I applied and got through the assessment day and was placed in one of the Jerusalem teams. From the middle of June I have been part of a team consisting of Alex, Guy, Muna and me all working towards one goal: helping local communities. We are based in Al-Quds University and IECD in Bethany in East Jerusalem.

Al Quds University

In AQU we work with the Media Department and the Volunteering Department. With the media team we try to help AQU gain recognition through tackling cases and stories of success and innovation. We also try to raise awareness about the University and the difficulties it can face through our page Al-Quds Without Borders (AQWB).  The name was inspired by the wall that isolates Al-Quds campus from its surrounding community. We have documented policies which prevent access to education. The wall violates the rights of students and inhabitants of Abu-Dis: a Palestinian town in the Jerusalem Governorate of the Palestinian National Authority bordering Jerusalem. It is classed as “Area B”.

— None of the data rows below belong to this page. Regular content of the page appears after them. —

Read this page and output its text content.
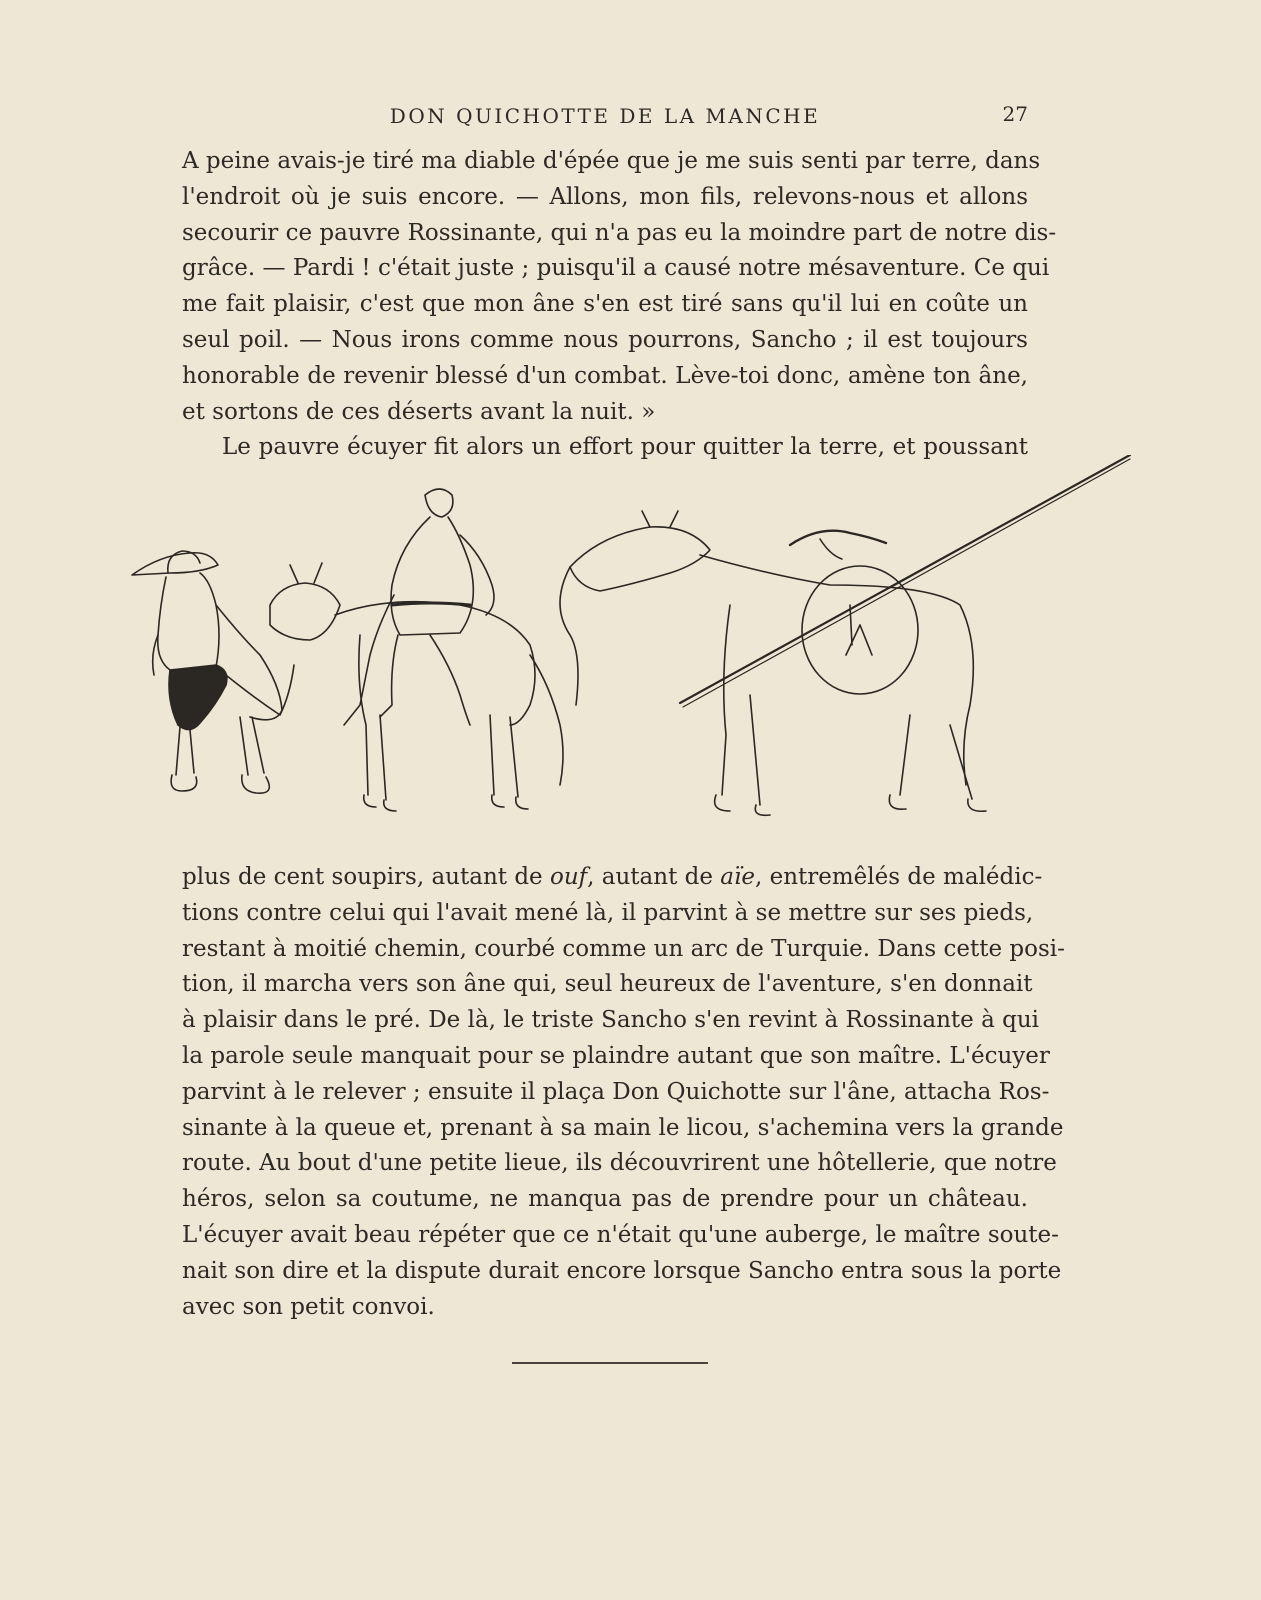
DON QUICHOTTE DE LA MANCHE	27
A peine avais-je tiré ma diable d'épée que je me suis senti par terre, dans
l'endroit où je suis encore. — Allons, mon fils, relevons-nous et allons
secourir ce pauvre Rossinante, qui n'a pas eu la moindre part de notre dis-
grâce. — Pardi ! c'était juste ; puisqu'il a causé notre mésaventure. Ce qui
me fait plaisir, c'est que mon âne s'en est tiré sans qu'il lui en coûte un
seul poil. — Nous irons comme nous pourrons, Sancho ; il est toujours
honorable de revenir blessé d'un combat. Lève-toi donc, amène ton âne,
et sortons de ces déserts avant la nuit. »
Le pauvre écuyer fit alors un effort pour quitter la terre, et poussant
plus de cent soupirs, autant de ouf, autant de aïe, entremêlés de malédic-
tions contre celui qui l'avait mené là, il parvint à se mettre sur ses pieds,
restant à moitié chemin, courbé comme un arc de Turquie. Dans cette posi-
tion, il marcha vers son âne qui, seul heureux de l'aventure, s'en donnait
à plaisir dans le pré. De là, le triste Sancho s'en revint à Rossinante à qui
la parole seule manquait pour se plaindre autant que son maître. L'écuyer
parvint à le relever ; ensuite il plaça Don Quichotte sur l'âne, attacha Ros-
sinante à la queue et, prenant à sa main le licou, s'achemina vers la grande
route. Au bout d'une petite lieue, ils découvrirent une hôtellerie, que notre
héros, selon sa coutume, ne manqua pas de prendre pour un château.
L'écuyer avait beau répéter que ce n'était qu'une auberge, le maître soute-
nait son dire et la dispute durait encore lorsque Sancho entra sous la porte
avec son petit convoi.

Al-Quds University has its special tales and stories to be told. In our placement we talked about Abdel Razeq, a student who in total spent 19 years studying due to regular periods where he was denied access to the University. His story of educational struggle was told by him with determination in his eyes. But now Abdel Razeq is a law graduate and researcher at one of the best universities in the West Bank. This only shows us that despite the Occupation, Palestinians are able to thrive and strive as much as possible.  Crossing borders and not giving up, as Abdel Razeq demonstrated, shows the importance of education and his determination to reach his goal. In spite of the challenges and difficulties faced by Palestinians they are still able to succeed and AQWB is a way of them telling their stories.

Working with the media center, we can spread these stories all over the world and show the reality of life as students in AQU.

Aizerieh Children’s Centre

Volunteering with IECD gives us the opportunity to teach English conversational classes and teach the kids of Bethany something new which can affect their future positively. We set conversational classes with a lot of activities to engage the students and let them enjoy their time.

At first many students didn’t show much interest in attending the class because of Ramadan fast; but after coming and attending the class they were happy and enthusiastic. Seeing them happy made us thrilled and excited. Most students joined the class and enjoyed their time. We were able to break the ice by getting to know the kids more and teach them some new terms to use.

With the help of our team leaders we were able to reach our goal and make a significant difference. We were able to see the positive in each situation and overcome challenges. We are hoping to add more for each center during our placements.